The interior of the house is focused around a large central hallway serving as the main avenue of traffic and entrance area to the adjacent rooms. The hallway flows into a large, wide staircase that provides the main means of egress from the entertainment area of the house to the private rooms on the second floor. Four formal rooms with sixteen foot ceilings, pocket doors, fireplaces and tall windows form the main block of the building. On the first floor, the hallway and front parlor still retain the original wallpaper from 1882 with classic Anglo-Japanese asymmetrical designs and exotic motifs. The other rooms have been redecorated to approximate the original wallpaper and paint colors.
As you enter through the front door on the east facade, you pass into a grand hallway. The wallpaper is Anglo-Japanese design with Roman and Greek themes in the frieze on the ceilings and walls. The predominant colors are dark with tan and gold highlights, creating an interesting contrast to the original interior trim painting of ashen pinks, tans, pale blues and black detailing. This combination of colors is repeated throughout both floors of the house. The tall, heavy, varnished wood doors have as the top panel, colored glass panes of amber, blue and pink, in a geometric design. On either side of the main doors are smaller, longer versions of the colored glass windows. The doors and small windows have molded surrounds of painted wood with bulls-eye cornerblocks and decorative accents on the door surrounds and on the baseboard. The door knobs, plates, and hinges are brass with raised Eastlake style ornament.
Off the main hallway, to the right, is a small sitting room. The fireplace, situated on the interior wall facing east, has a tall mantel of birchwood with turned spindles flanking a rectangular mirror supporting a tapered hood. The hearth is set with dark patterned tiles of Eastlake designs with light blue and white floral tiles surrounding the firebox. The ceiling is painted pressed metal with a curved crown molding. The tall windows are of the Queen Anne style, banded at the top by a panel of colored lights (blue, amber, purple, red). The height of the window is emphasized by a dado panel of wood with molded trim beneath each window. This style of window is repeated throughout the fenestration of the main block of the house.
On the south side of the hall is the large front parlor. This room contains original wallpaper including ceiling panels of small birds and orange flowers with vibrant leaves of green and yellow set upon a light blue background. The main body of the wallpaper is shades of tan and brown with light blue highlights. The fireplace is on the west wall of the room with a mantel similar to the one in the front sitting room. On the hearth are dark tiles of geometric designs with lighter colored tiles of a thistle design around the firebox. This room retains the original Brussels carpeting laid when the house was built.

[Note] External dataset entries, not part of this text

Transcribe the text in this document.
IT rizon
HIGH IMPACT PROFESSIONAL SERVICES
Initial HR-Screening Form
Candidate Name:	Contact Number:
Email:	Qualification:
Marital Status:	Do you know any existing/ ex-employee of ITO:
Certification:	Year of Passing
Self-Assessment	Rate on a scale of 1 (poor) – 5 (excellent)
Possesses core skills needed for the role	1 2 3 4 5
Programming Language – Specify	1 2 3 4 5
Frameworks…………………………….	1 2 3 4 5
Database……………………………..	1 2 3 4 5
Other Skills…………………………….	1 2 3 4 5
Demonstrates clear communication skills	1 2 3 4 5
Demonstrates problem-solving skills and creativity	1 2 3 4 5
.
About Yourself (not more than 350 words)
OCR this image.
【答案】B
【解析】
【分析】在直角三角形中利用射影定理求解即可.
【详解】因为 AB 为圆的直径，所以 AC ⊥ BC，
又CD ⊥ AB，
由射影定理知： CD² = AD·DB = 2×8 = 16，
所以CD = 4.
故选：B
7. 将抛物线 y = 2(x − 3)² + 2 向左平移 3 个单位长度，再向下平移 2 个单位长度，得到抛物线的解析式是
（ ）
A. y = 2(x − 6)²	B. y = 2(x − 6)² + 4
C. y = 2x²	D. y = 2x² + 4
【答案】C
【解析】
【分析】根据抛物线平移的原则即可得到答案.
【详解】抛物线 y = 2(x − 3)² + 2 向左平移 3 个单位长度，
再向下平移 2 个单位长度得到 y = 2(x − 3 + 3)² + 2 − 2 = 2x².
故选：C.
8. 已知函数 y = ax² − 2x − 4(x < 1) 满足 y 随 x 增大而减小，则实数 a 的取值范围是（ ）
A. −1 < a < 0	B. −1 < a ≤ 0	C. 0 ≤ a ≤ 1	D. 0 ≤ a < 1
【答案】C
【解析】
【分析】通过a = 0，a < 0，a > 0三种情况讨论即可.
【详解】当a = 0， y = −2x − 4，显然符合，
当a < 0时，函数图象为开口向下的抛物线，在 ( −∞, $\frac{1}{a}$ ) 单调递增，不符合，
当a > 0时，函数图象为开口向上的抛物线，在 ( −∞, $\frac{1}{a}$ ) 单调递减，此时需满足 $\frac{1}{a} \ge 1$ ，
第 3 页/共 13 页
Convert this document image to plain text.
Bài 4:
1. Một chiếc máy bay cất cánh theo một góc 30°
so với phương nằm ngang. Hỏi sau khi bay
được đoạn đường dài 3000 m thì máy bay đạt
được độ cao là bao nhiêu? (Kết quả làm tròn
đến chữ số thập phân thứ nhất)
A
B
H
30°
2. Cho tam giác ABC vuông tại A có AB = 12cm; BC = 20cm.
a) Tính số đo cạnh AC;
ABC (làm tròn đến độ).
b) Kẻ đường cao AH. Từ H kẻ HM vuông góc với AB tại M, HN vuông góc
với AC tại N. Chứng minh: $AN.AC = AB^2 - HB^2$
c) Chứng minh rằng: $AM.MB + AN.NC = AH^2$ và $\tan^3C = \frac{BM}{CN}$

Continuing down the hallway, there is a center arch of decorative painted columns and molding with ornamental keystone designs. The haunch of the arch is angular rather than curved. The arch is formed by two freestanding columns flanked on either side by a smaller arch with engaged pillars. The side arches form decorative surrounds for the classic statuary that was placed in this area. The archway serves not only as a support for the upper floors, but as a visual break to make the main hallway feel less imposing.